Many members of Congress have shown more appetite for blocking cuts or even raising taxes than in pinpointing where to curtail spending.
At a meeting of the House Armed Services Committee on Wednesday, Smith said that while he wants to avoid big defense cuts, he doesn't want education, health care and other non-defense programs to suffer too much, either. He said it's time for the supercommittee "to make some serious choices."
"If we are serious about not cutting large amounts of funding from the defense budget, something else has to give," Smith said.
As chairwoman of the Senate Veterans' Affairs Committee, Murray wrote a letter to the supercommittee, too.

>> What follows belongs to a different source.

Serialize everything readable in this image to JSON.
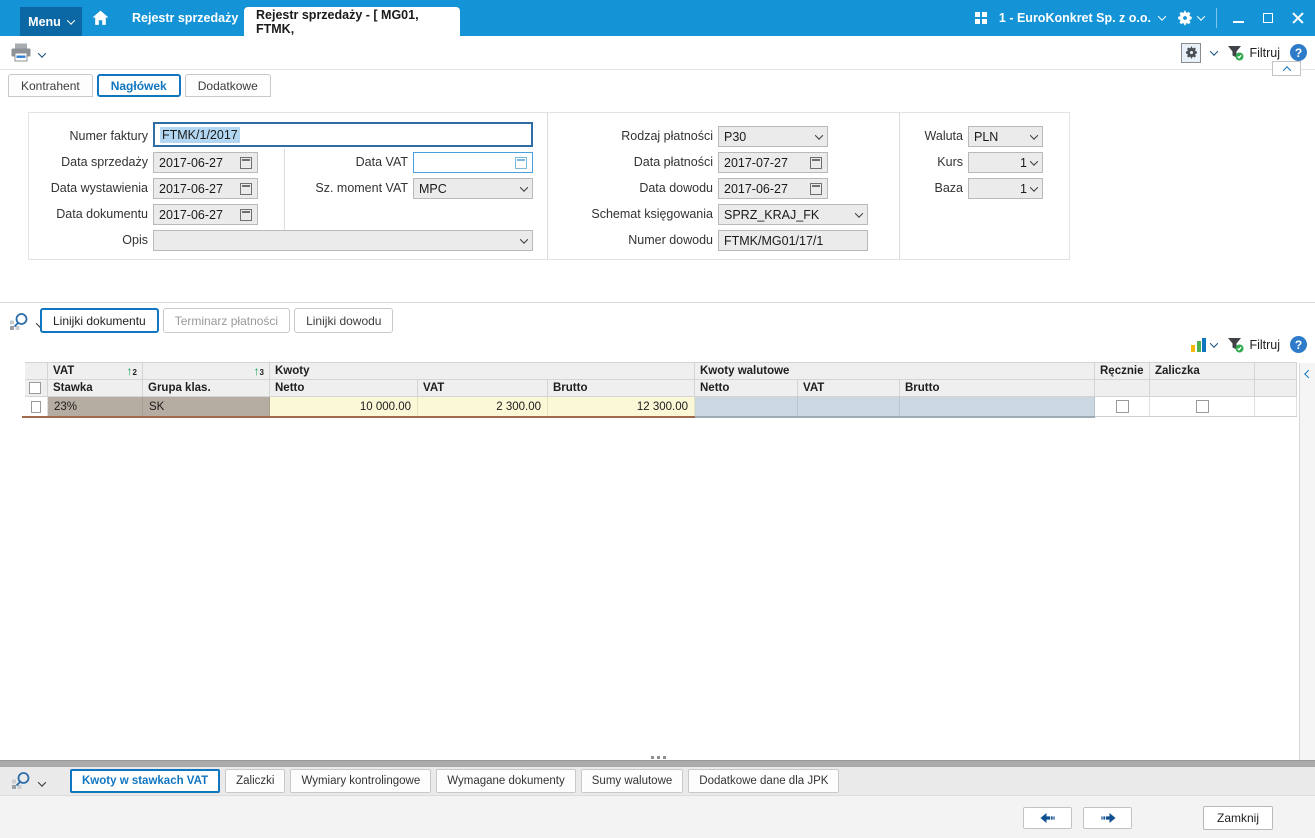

She said the nation should not balance the budget "on the backs of America's veterans." Nonetheless, Murray tossed in five ideas to save $57 million over five years on veterans' programs. They include correlating wartime pensions and other benefits to incomes, and crosschecking with the Internal Revenue Service to verify that individual veterans qualify for payments.
Some members are weighing in, but choosing not to publicly disclose their advice to the supercommittee.
For example, Republican Rep. Dave Reichert of Auburn, a member of the House Ways and Means Committee, has said little in public, but his spokesman, Charles McCray, said Reichert "has the opportunity to provide input" to Rep. Dave Camp of Michigan, chairman of the Ways and Means panel and one of six Republicans on the supercommittee.
McCray would not say what Reichert has shared with Camp.
Congress created the supercommittee, known formally as the Joint Select Committee on Deficit Reduction, in August as part of a deal to increase the federal debt ceiling.
The agreement put caps on future spending to rein in the deficit by about $900 million, and put the supercommittee in charge of finding ways to lower it by additional $1.2 trillion over the next decade.
The biggest issue facing the committee is whether to raise taxes or to focus solely on cuts.
Virtually every Republican in Congress has pledged to oppose any new taxes to blunt the budget cuts.
On the other side, the 75-member Congressional Progressive Caucus, which includes McDermott and other liberals, has tallied more than $6 trillion worth of new revenue for the supercommittee to consider. Their ideas include allowing the Bush-era tax cuts to expire and imposing new taxes on derivatives and speculative financial products.